Accepted Paper:

Collage-worlds as speculative hauntology: patchwork, therapy and repair.  
Cathy Greenhalgh (Independent)

Paper short abstract:

Historiography and speculative futures collide in my Covid Collage Chronicles series, an “ars-combinatoria” chronicle and diary of the Covid 19 pandemic. Dissemination led to a “patchwork” through learning appropriation, disjunction and juxtaposition as resistance tactics for therapy and repair.

Paper long abstract:

Historiography and speculative futures collide in my Covid Collage Chronicles series , a visual anthropology “ars-combinatoria” chronicle and diary of the Covid 19 pandemic consisting of four hundred collages made between May 2020 and August 2022. Collage is a way of entering, messing around with and thinking through absurdity, when we need recovery in a “time with no answers”. Michael Taussig shares experiments with collectives coping with the ‘age of meltdown’ and ‘dark surrealism’, by relaying Indigenous myth as metaphor: ‘Don’t think of this as “over there” and “back then”, as something exotically primitive.
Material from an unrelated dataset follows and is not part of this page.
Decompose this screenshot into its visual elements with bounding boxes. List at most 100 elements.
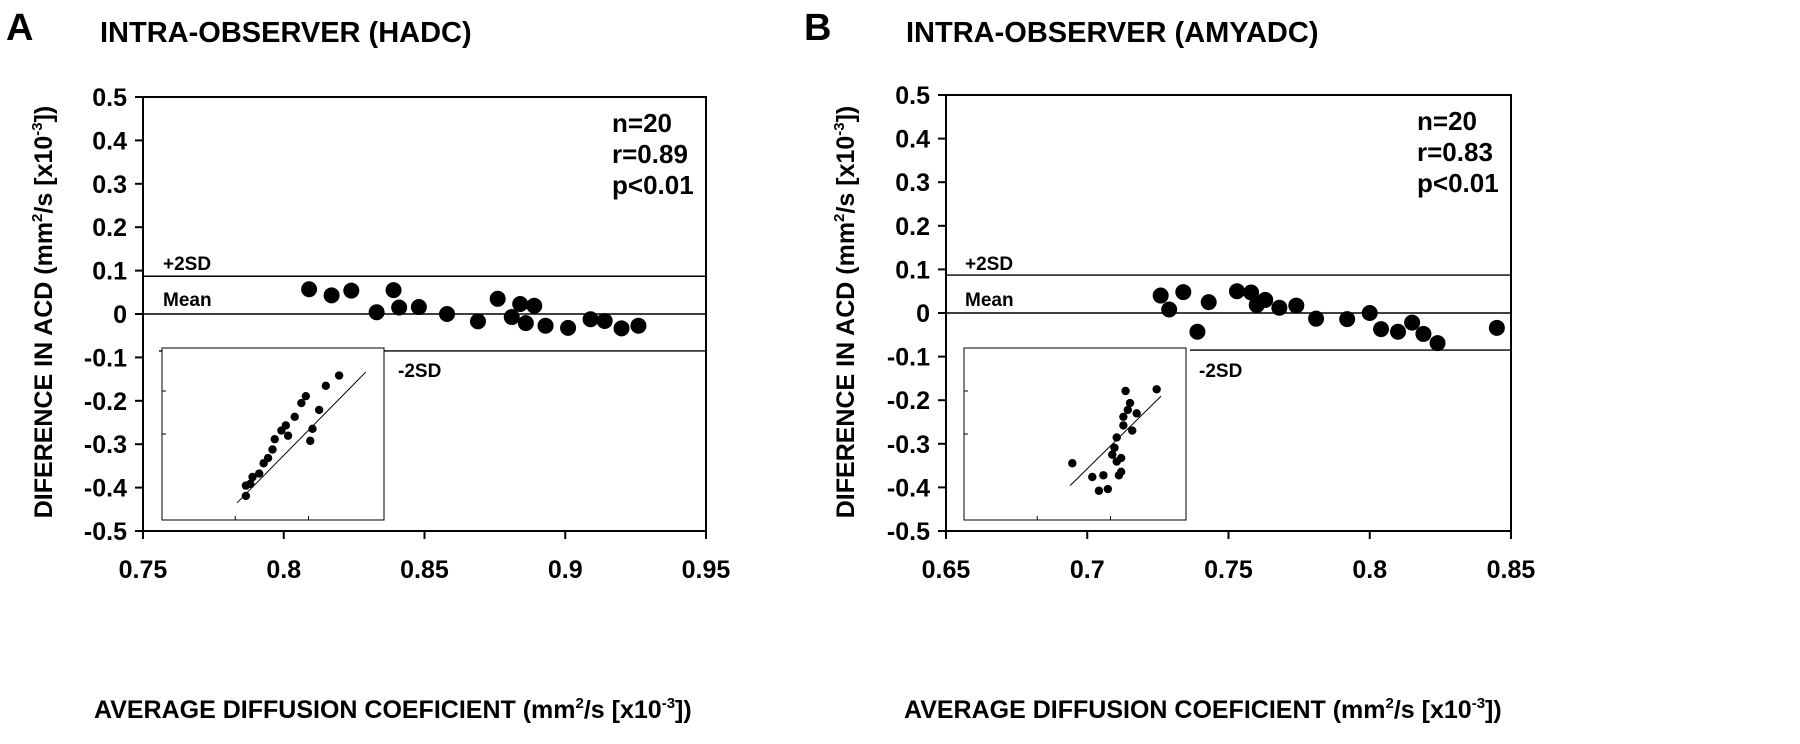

Instead stitch it into your current views and make a collage and see how you feel about your “normal” (Taussig, 2019, my italics). Justin Smith seeks authentic narrative: ‘Blackness aesthetically exists in a collaged state....Collage is a form of time-keeping, time-coding, time-capsuling our creative lineages along an amplified spectrum’ (in Henderson, 2021). Because the collagist appropriates from available material culture, they can enhance hidden aspects, undercut dominant portrayals, point to untruths and assumptions and create imaginary lore. I point to use of appropriation, disjunction and juxtaposition as resistance tactics and the work of solidarity, building community and repairing relationships. Robert O’Meally’s notion that ‘Selves and communities are collages and this improvisation is collaborative as quilters using cloth patches’ is inspired by Michel de Montaigne’s notion that ‘we are all patchwork....All cut from a single piece of cloth’ (2002). My background involves cloth and for this paper I concentrate on those collages using patchwork-like technique.

Panel P02b
Collage Worlds, Imaginary Futures and Collaborative Identity: Collage as a visual / multimodal anthropology medium and method.